170 Wis. 106 | Wis. | 1919
The findings of the jury in this case sufficiently show the issuable material facts. The main question involved is whether the verdict is supported by the evidence. In addition to the facts found by the jury it is established by the evidence that defendant represented that the tax assessment against the farm sold the plaintiff was $180, when in fact it was only $50.
It is not seriously denied that the representations found were made and were false. It is insisted, however, that ■ plaintiff Ole Olson and his brother-in-law examined the land and that the plaintiff relied upon his own judgment and regarded the representations of defendant as opinion merely. While there is evidence tending to show that plaintiff regarded some of the representations matter of opinion, he says that he understood such representations to be the honest judgment of defendant. It is clear from the evidence that the jury were warranted in finding that the material representations were made and were false to the knowledge of the defendant.

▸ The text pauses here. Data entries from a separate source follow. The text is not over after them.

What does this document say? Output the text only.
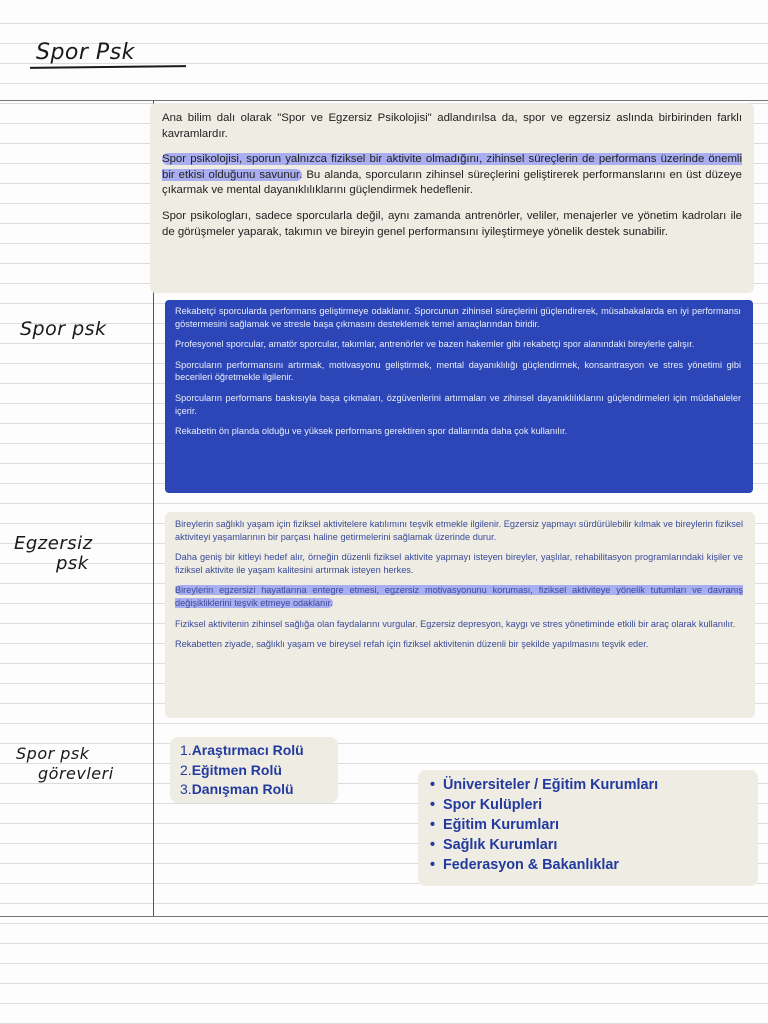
Spor Psk
Spor psk
Egzersiz
psk
Spor psk
görevleri

Ana bilim dalı olarak "Spor ve Egzersiz Psikolojisi" adlandırılsa da, spor ve egzersiz aslında birbirinden farklı kavramlardır.

Spor psikolojisi, sporun yalnızca fiziksel bir aktivite olmadığını, zihinsel süreçlerin de performans üzerinde önemli bir etkisi olduğunu savunur. Bu alanda, sporcuların zihinsel süreçlerini geliştirerek performanslarını en üst düzeye çıkarmak ve mental dayanıklılıklarını güçlendirmek hedeflenir.

Spor psikologları, sadece sporcularla değil, aynı zamanda antrenörler, veliler, menajerler ve yönetim kadroları ile de görüşmeler yaparak, takımın ve bireyin genel performansını iyileştirmeye yönelik destek sunabilir.

Rekabetçi sporcularda performans geliştirmeye odaklanır. Sporcunun zihinsel süreçlerini güçlendirerek, müsabakalarda en iyi performansı göstermesini sağlamak ve stresle başa çıkmasını desteklemek temel amaçlarından biridir.

Profesyonel sporcular, amatör sporcular, takımlar, antrenörler ve bazen hakemler gibi rekabetçi spor alanındaki bireylerle çalışır.

Sporcuların performansını artırmak, motivasyonu geliştirmek, mental dayanıklılığı güçlendirmek, konsantrasyon ve stres yönetimi gibi becerileri öğretmekle ilgilenir.

Sporcuların performans baskısıyla başa çıkmaları, özgüvenlerini artırmaları ve zihinsel dayanıklılıklarını güçlendirmeleri için müdahaleler içerir.

Rekabetin ön planda olduğu ve yüksek performans gerektiren spor dallarında daha çok kullanılır.

Bireylerin sağlıklı yaşam için fiziksel aktivitelere katılımını teşvik etmekle ilgilenir. Egzersiz yapmayı sürdürülebilir kılmak ve bireylerin fiziksel aktiviteyi yaşamlarının bir parçası haline getirmelerini sağlamak üzerinde durur.

Daha geniş bir kitleyi hedef alır, örneğin düzenli fiziksel aktivite yapmayı isteyen bireyler, yaşlılar, rehabilitasyon programlarındaki kişiler ve fiziksel aktivite ile yaşam kalitesini artırmak isteyen herkes.

Bireylerin egzersizi hayatlarına entegre etmesi, egzersiz motivasyonunu koruması, fiziksel aktiviteye yönelik tutumları ve davranış değişikliklerini teşvik etmeye odaklanır.

Fiziksel aktivitenin zihinsel sağlığa olan faydalarını vurgular. Egzersiz depresyon, kaygı ve stres yönetiminde etkili bir araç olarak kullanılır.

Rekabetten ziyade, sağlıklı yaşam ve bireysel refah için fiziksel aktivitenin düzenli bir şekilde yapılmasını teşvik eder.

1.Araştırmacı Rolü
2.Eğitmen Rolü
3.Danışman Rolü	• Üniversiteler / Eğitim Kurumları
• Spor Kulüpleri
• Eğitim Kurumları
• Sağlık Kurumları
• Federasyon & Bakanlıklar
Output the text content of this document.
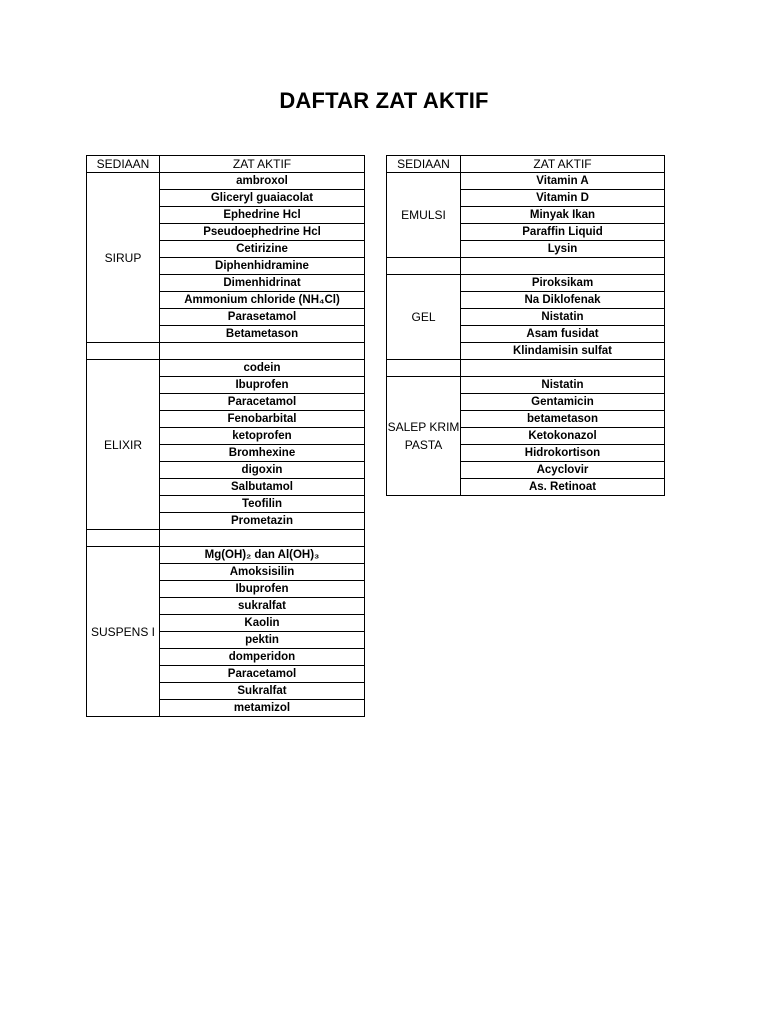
DAFTAR ZAT AKTIF
SEDIAAN	ZAT AKTIF
SIRUP	ambroxol
	Gliceryl guaiacolat
	Ephedrine Hcl
	Pseudoephedrine Hcl
	Cetirizine
	Diphenhidramine
	Dimenhidrinat
	Ammonium chloride (NH₄Cl)
	Parasetamol
	Betametason

ELIXIR	codein
	Ibuprofen
	Paracetamol
	Fenobarbital
	ketoprofen
	Bromhexine
	digoxin
	Salbutamol
	Teofilin
	Prometazin

SUSPENS I	Mg(OH)₂ dan Al(OH)₃
	Amoksisilin
	Ibuprofen
	sukralfat
	Kaolin
	pektin
	domperidon
	Paracetamol
	Sukralfat
	metamizol
SEDIAAN	ZAT AKTIF
EMULSI	Vitamin A
	Vitamin D
	Minyak Ikan
	Paraffin Liquid
	Lysin

GEL	Piroksikam
	Na Diklofenak
	Nistatin
	Asam fusidat
	Klindamisin sulfat

SALEP KRIM PASTA	Nistatin
	Gentamicin
	betametason
	Ketokonazol
	Hidrokortison
	Acyclovir
	As. Retinoat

It appears quite clearly from the evidence that the parties were not on equal terms, and plaintiff not in a position to judge of the truth of the representations made, and that the conduct of defendant shows an effort on his part to deceive
The amount paid by plaintiff for the farm was so grossly excessive as in itself to be evidence of fraud. Kuelkamp v. Hidding, 31 Wis. 503; Risch v. Von Lillienthal, 34 Wis. 250. The representation that $180 was the amount of taxes assessed against the farm was concededly false and obviously made to support the defendant’s representations as to the value of the land. The same is true as regards the representations of quantity of timber, acreage of plow and hay land, and productiveness of low and pasture land. The evidence shows a studied scheme on the part of defendant to deceive the plaintiff and obtain from him by deception and fraud a price more than double the actual value of the farm. In the hurried examination of the farm by plaintiff there is evidence that he could not determine the acreage under plow. Defendant represented orally as well as by written advertisement that there were 160 acres'of plow land. In view of all the circumstances of the case as shown by the evidence, the jury were entitled to find that the plaintiff had a right to rely on defendant’s representations in this regard. Kaiser v. Nummerdor, 120 Wis. 234, 97 N. W. 932; Ledbetter v. Davis, 121 Ind. 119, 22 N. E. 744.
Regarding the representations as to white oak timber, the advertisement of the farm for sale stated that there was large white oak timber, and the jury had a right to find, under all the circumstances, that plaintiff was warranted in relying upon such representation.
The same is true as regards representations of amount of hay and pasture land and productiveness of the farm. .
It is not necessary to discuss the evidence in detail; it is
Counsel assigns error on refusal to give certain instructions. The charge given covers all the material issues in the case, it is. plain and fair, and we find no error in refusing to give the instructions requested.
Counsel for respondents served a notice in accordance with sec. 3049a, Stats., asking a review under this section and modification of the judgment by adding interest from April 11, 1918, the^time that the deal was consummated. The court below allowed interest from the time of the rendition of the verdict. The amount of the claim of the plaintiff had not been liquidated before verdict, and we are of opinion that the court below was right in allowing interest only from the date of the verdict. Laycock v. Parker, 103 Wis. 161, 79 N. W. 327; J. I. Case Plow Works v. Niles & Scott Co. 107 Wis. 9, 82 N. W. 568.
We are satisfied that the judgment is right and should be affirmed. Eberhardt v. Randall, 166 Wis. 480, 166 N. W. 6; Westra v. Roberts, 156 Wis. 230, 145 N. W. 773.
By the Court.- — Judgment is affirmed.